Náli made to get up, to go to him, and was stayed by a lifted hand, one smeared with blood, also.

“No, no. I’m already dead, remember?”

Náli swallowed down a surge of panic. “Then how are you bleeding?”

A wry grin tweaked his mouth. “I’m not a god. It was the magic that held me here, in this mountain, and now the magic is no longer tied to the mountain.”

There were…several parts of that sentence he found concerning. “This mountain. Is this, then–”

“The fire mountain, as it was in my time. Before it had ever erupted. Do you not recognize this cavern?”

He tried to recall the lay of the landscape when he and Valgrind had first approached this peak. Could recall no smudge of smoke belching from the top, no sulfurous fumes.

Then he thought of the great welcoming hall of Naus Keep, the natural dome of its ceiling, and gasped.

“Yes,” Lucian said. “My son began the building of the Keep right here, and his son after him, and so on. Until it became what you know today.”
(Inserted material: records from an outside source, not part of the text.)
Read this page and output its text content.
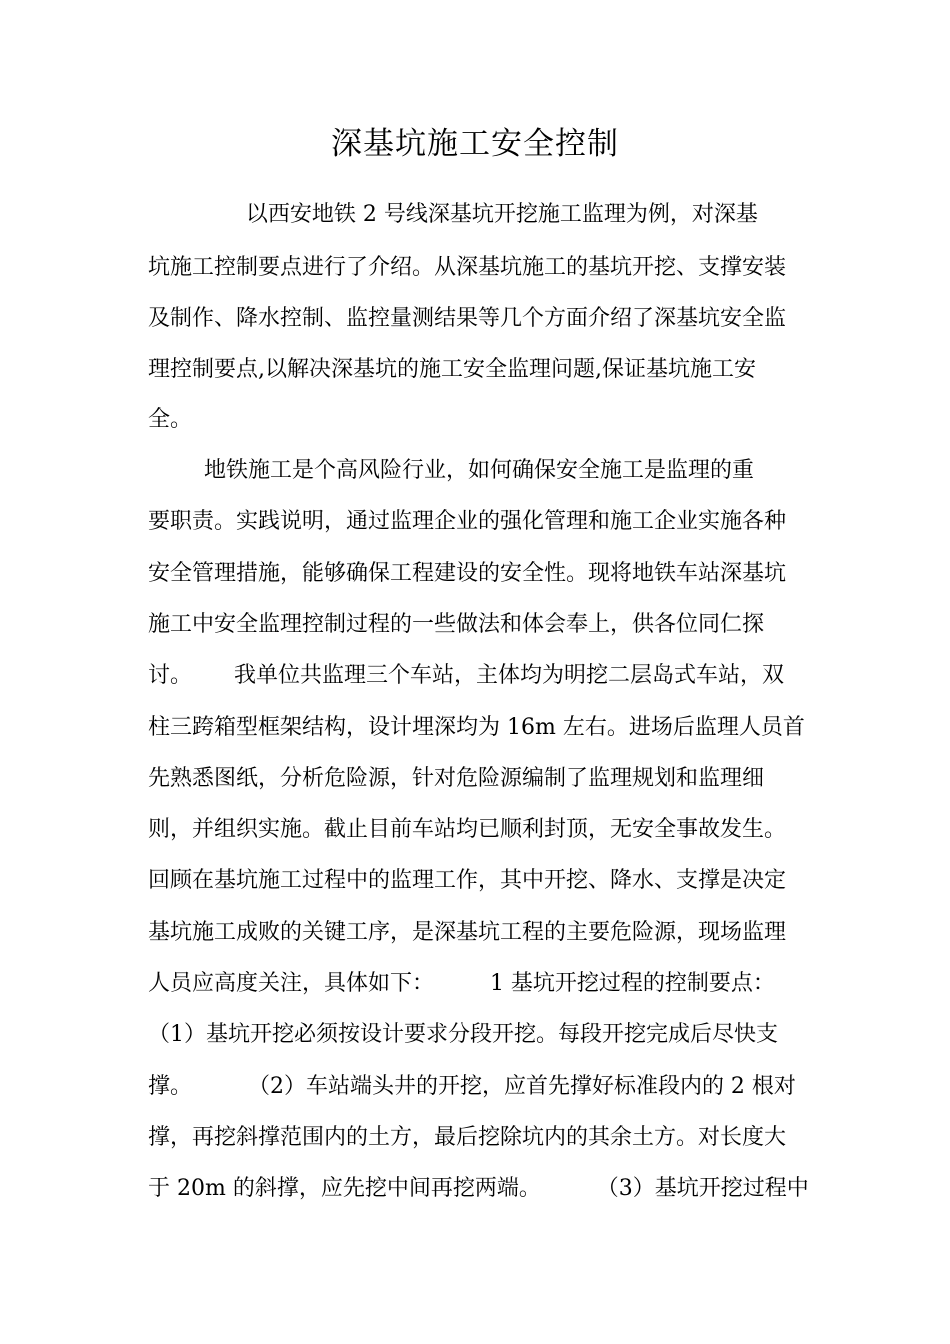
深基坑施工安全控制

以西安地铁 2 号线深基坑开挖施工监理为例，对深基

坑施工控制要点进行了介绍。从深基坑施工的基坑开挖、支撑安装

及制作、降水控制、监控量测结果等几个方面介绍了深基坑安全监

理控制要点,以解决深基坑的施工安全监理问题,保证基坑施工安

全。

地铁施工是个高风险行业，如何确保安全施工是监理的重

要职责。实践说明，通过监理企业的强化管理和施工企业实施各种

安全管理措施，能够确保工程建设的安全性。现将地铁车站深基坑

施工中安全监理控制过程的一些做法和体会奉上，供各位同仁探

讨。      我单位共监理三个车站，主体均为明挖二层岛式车站，双

柱三跨箱型框架结构，设计埋深均为 16m 左右。进场后监理人员首

先熟悉图纸，分析危险源，针对危险源编制了监理规划和监理细

则，并组织实施。截止目前车站均已顺利封顶，无安全事故发生。

回顾在基坑施工过程中的监理工作，其中开挖、降水、支撑是决定

基坑施工成败的关键工序，是深基坑工程的主要危险源，现场监理

人员应高度关注，具体如下：        1 基坑开挖过程的控制要点：

（1）基坑开挖必须按设计要求分段开挖。每段开挖完成后尽快支

撑。        （2）车站端头井的开挖，应首先撑好标准段内的 2 根对

撑，再挖斜撑范围内的土方，最后挖除坑内的其余土方。对长度大

于 20m 的斜撑，应先挖中间再挖两端。        （3）基坑开挖过程中
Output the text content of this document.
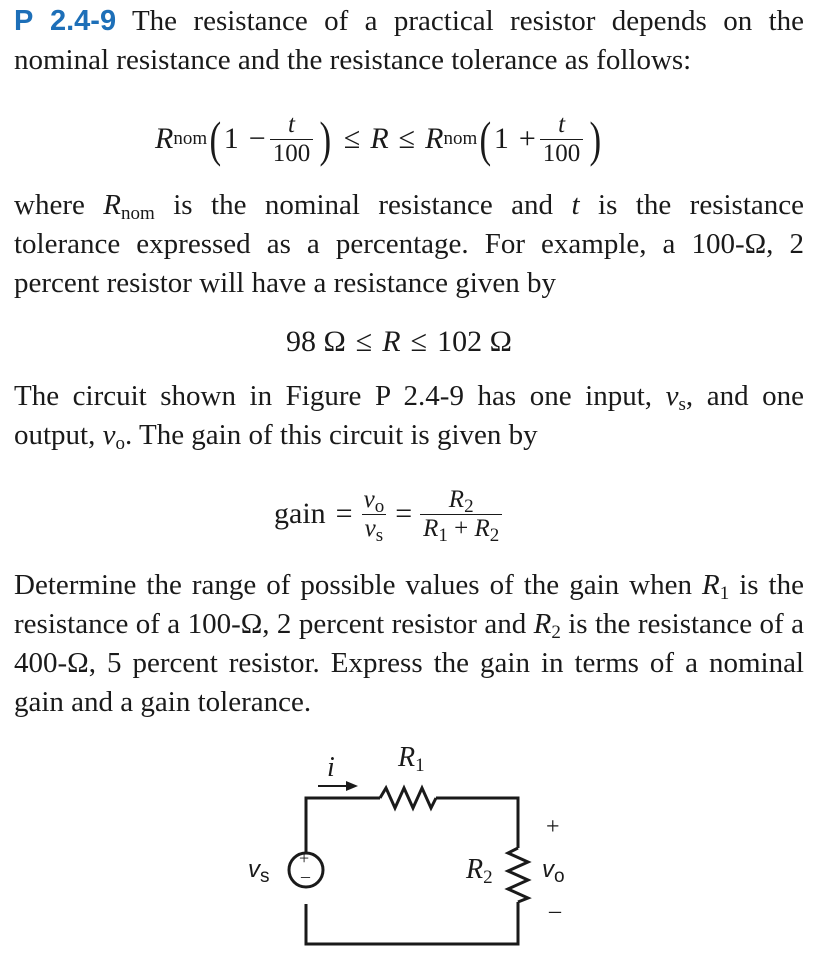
P 2.4-9 The resistance of a practical resistor depends on the nominal resistance and the resistance tolerance as follows:
R nom ( $1 - \frac{t}{100}$ ) ≤ R ≤ R nom ( $1 + \frac{t}{100}$ )
where $R_{nom}$ is the nominal resistance and t is the resistance tolerance expressed as a percentage. For example, a 100-Ω, 2 percent resistor will have a resistance given by
98 Ω ≤ R ≤ 102 Ω
The circuit shown in Figure P 2.4-9 has one input, $v_s$, and one output, $v_o$. The gain of this circuit is given by
gain = $\frac{v_o}{v_s} = \frac{R_2}{R_1 + R_2}$
Determine the range of possible values of the gain when $R_1$ is the resistance of a 100-Ω, 2 percent resistor and $R_2$ is the resistance of a 400-Ω, 5 percent resistor. Express the gain in terms of a nominal gain and a gain tolerance.
i $R_1$
$R_2$
$v_s$	$v_o$
+
–
+
–
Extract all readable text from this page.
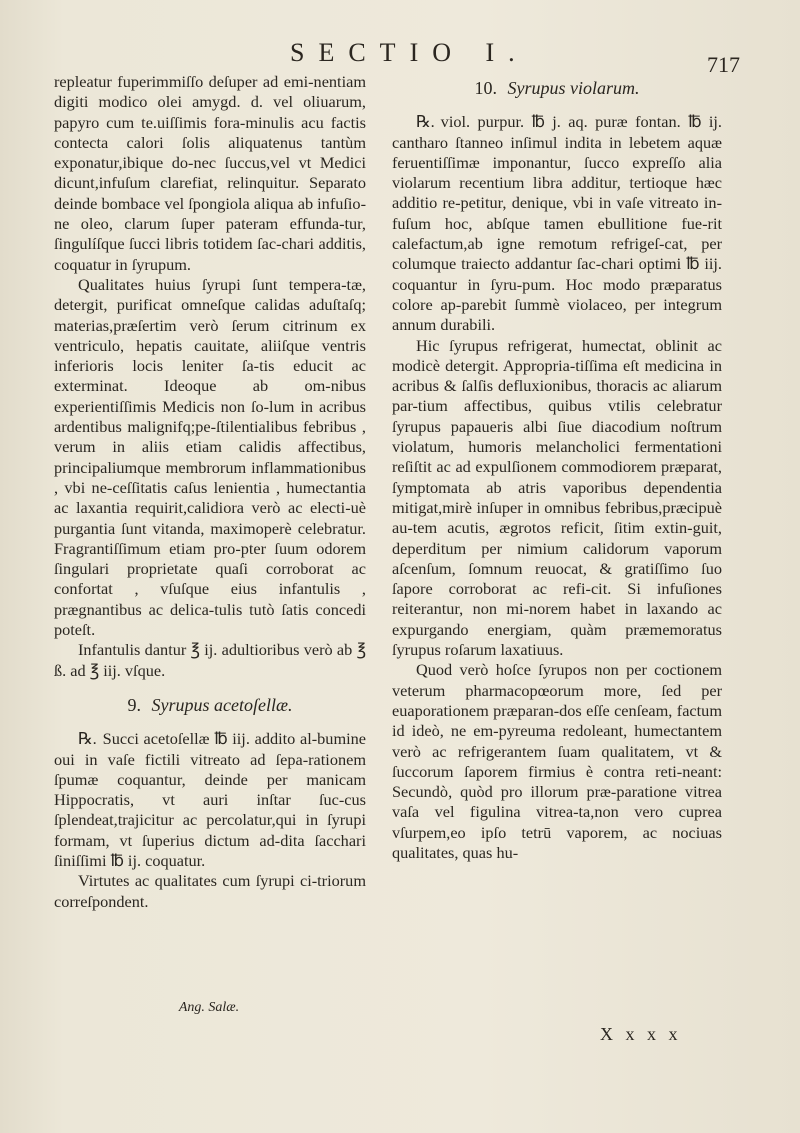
SECTIO I.	717

repleatur fuperimmiſſo deſuper ad emi-nentiam digiti modico olei amygd. d. vel oliuarum, papyro cum te.uiſſimis fora-minulis acu factis contecta calori ſolis aliquatenus tantùm exponatur,ibique do-nec ſuccus,vel vt Medici dicunt,infuſum clarefiat, relinquitur. Separato deinde bombace vel ſpongiola aliqua ab infuſio-ne oleo, clarum ſuper pateram effunda-tur, ſingulíſque ſucci libris totidem ſac-chari additis, coquatur in ſyrupum.

Qualitates huius ſyrupi ſunt tempera-tæ, detergit, purificat omneſque calidas aduſtaſq; materias,præſertim verò ſerum citrinum ex ventriculo, hepatis cauitate, aliiſque ventris inferioris locis leniter ſa-tis educit ac exterminat. Ideoque ab om-nibus experientiſſimis Medicis non ſo-lum in acribus ardentibus malignifq;pe-ſtilentialibus febribus , verum in aliis etiam calidis affectibus, principaliumque membrorum inflammationibus , vbi ne-ceſſitatis caſus lenientia , humectantia ac laxantia requirit,calidiora verò ac electi-uè purgantia ſunt vitanda, maximoperè celebratur. Fragrantiſſimum etiam pro-pter ſuum odorem ſingulari proprietate quaſi corroborat ac confortat , vſuſque eius infantulis , prægnantibus ac delica-tulis tutò ſatis concedi poteſt.

Infantulis dantur ℥ ij. adultioribus verò ab ℥ ß. ad ℥ iij. vſque.

9. Syrupus acetoſellæ.

℞. Succi acetoſellæ ℔ iij. addito al-bumine oui in vaſe fictili vitreato ad ſepa-rationem ſpumæ coquantur, deinde per manicam Hippocratis, vt auri inſtar ſuc-cus ſplendeat,trajicitur ac percolatur,qui in ſyrupi formam, vt ſuperius dictum ad-dita ſacchari ſiniſſimi ℔ ij. coquatur.

Virtutes ac qualitates cum ſyrupi ci-triorum correſpondent.

Ang. Salæ.
10. Syrupus violarum.

℞. viol. purpur. ℔ j. aq. puræ fontan. ℔ ij. cantharo ſtanneo inſimul indita in lebetem aquæ feruentiſſimæ imponantur, ſucco expreſſo alia violarum recentium libra additur, tertioque hæc additio re-petitur, denique, vbi in vaſe vitreato in-fuſum hoc, abſque tamen ebullitione fue-rit calefactum,ab igne remotum refrigeſ-cat, per columque traiecto addantur ſac-chari optimi ℔ iij. coquantur in ſyru-pum. Hoc modo præparatus colore ap-parebit ſummè violaceo, per integrum annum durabili.

Hic ſyrupus refrigerat, humectat, oblinit ac modicè detergit. Appropria-tiſſima eſt medicina in acribus & ſalſis defluxionibus, thoracis ac aliarum par-tium affectibus, quibus vtilis celebratur ſyrupus papaueris albi ſiue diacodium noſtrum violatum, humoris melancholici fermentationi reſiſtit ac ad expulſionem commodiorem præparat, ſymptomata ab atris vaporibus dependentia mitigat,mirè inſuper in omnibus febribus,præcipuè au-tem acutis, ægrotos reficit, ſitim extin-guit, deperditum per nimium calidorum vaporum aſcenſum, ſomnum reuocat, & gratiſſimo ſuo ſapore corroborat ac refi-cit. Si infuſiones reiterantur, non mi-norem habet in laxando ac expurgando energiam, quàm præmemoratus ſyrupus roſarum laxatiuus.

Quod verò hoſce ſyrupos non per coctionem veterum pharmacopœorum more, ſed per euaporationem præparan-dos eſſe cenſeam, factum id ideò, ne em-pyreuma redoleant, humectantem verò ac refrigerantem ſuam qualitatem, vt & ſuccorum ſaporem firmius è contra reti-neant: Secundò, quòd pro illorum præ-paratione vitrea vaſa vel figulina vitrea-ta,non vero cuprea vſurpem,eo ipſo tetrū vaporem, ac nociuas qualitates, quas hu-

X x x x
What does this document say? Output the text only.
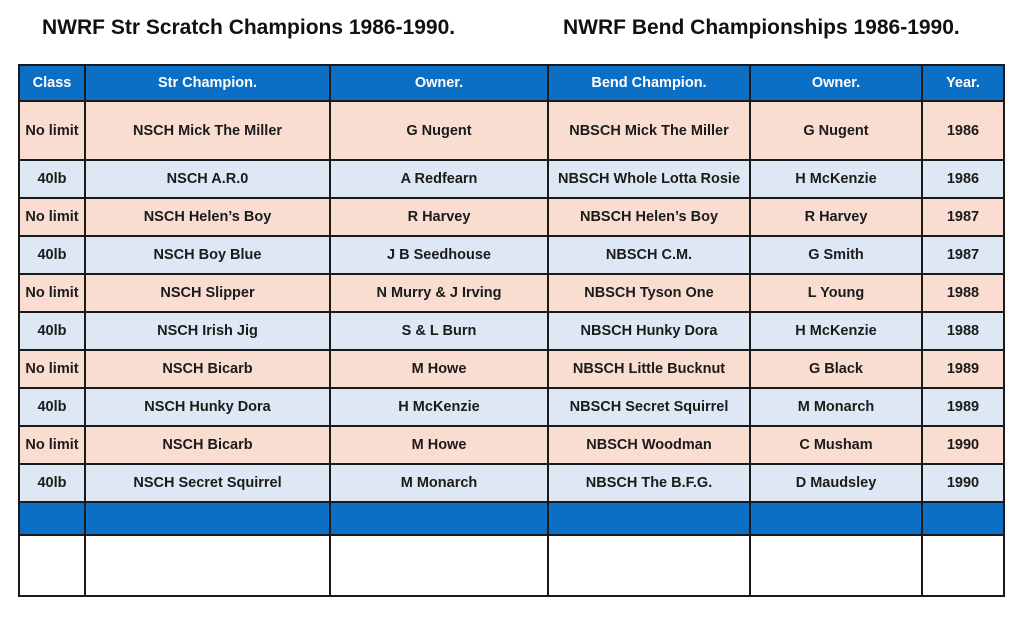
NWRF Str Scratch Champions 1986-1990.	NWRF Bend Championships 1986-1990.
Class	Str Champion.	Owner.	Bend Champion.	Owner.	Year.
No limit	NSCH Mick The Miller	G Nugent	NBSCH Mick The Miller	G Nugent	1986
40lb	NSCH A.R.0	A Redfearn	NBSCH Whole Lotta Rosie	H McKenzie	1986
No limit	NSCH Helen’s Boy	R Harvey	NBSCH Helen’s Boy	R Harvey	1987
40lb	NSCH Boy Blue	J B Seedhouse	NBSCH C.M.	G Smith	1987
No limit	NSCH Slipper	N Murry & J Irving	NBSCH Tyson One	L Young	1988
40lb	NSCH Irish Jig	S & L Burn	NBSCH Hunky Dora	H McKenzie	1988
No limit	NSCH Bicarb	M Howe	NBSCH Little Bucknut	G Black	1989
40lb	NSCH Hunky Dora	H McKenzie	NBSCH Secret Squirrel	M Monarch	1989
No limit	NSCH Bicarb	M Howe	NBSCH Woodman	C Musham	1990
40lb	NSCH Secret Squirrel	M Monarch	NBSCH The B.F.G.	D Maudsley	1990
That revelation gave way to the next. Finding that it hurt more than he would have ever expected, Náli said, “You’re fading, aren’t you?”

“A mortal man must seek his final rest, eventually. The magic that you and I share was rooted in a place, and so I was able to draw upon it so that I might stay in the Between.”

“And now I have it all.”

“You and your Guard,” Lucian corrected. “It will be as it once was for me: a sort of sharing that can shift. You as the direct descendant will possess the greatest portion, but you can divvy up more to a Guard when the need arises; likewise, you could take it all back, if you needed to.”

“That nearly killed me.”

“It’s quite a lot of power. I suspect you’ll learn to manage it, in time.”

“But you won’t be there,” Náli said, half guess, half mounting dread. For years he’d cursed this man, fumed over his riddle-speak…but when he was gone, there would be no one. Not even the most prosaic of advice on-hand. There would only be Náli, the living Corpse Lord, and his five Guards.

“No,” Lucian confirmed, sadly. “I won’t.”

“But what if I have questions?”

“You’ll find the answers on your own.”

“But what if–” His breathing had grown rapid, his pulse fluttery in his throat. “What if I get it wrong?”

A soft chuckle. “You’re assuming someone along the way got it right. Magic is always guesswork, lad. It’s a tool, same as a sword or an axe. It allows you to exert your influence upon the world. Your purpose, your reasons for using it, those can be just or unjust. But it’s not possible to get it wrong.”

Náli wasn’t sure he believed that, but perhaps there was something bittersweet in one last dose of cryptic wisdom.

“Helpful as usual,” he said, and earned another grin, this one pleased. He would miss this old bastard, he realized. Had been visiting him since before he could talk.

And, apparently, he wasn’t the only magic-user stalking these gray lands.

“What of that Sel?” he asked. “Will I meet him again?”

Lucian sighed, pain crimping his brow as he shifted, and his smile slipped away. “Most likely. I’ve been evading him for a long time, now. Several generations, at least.”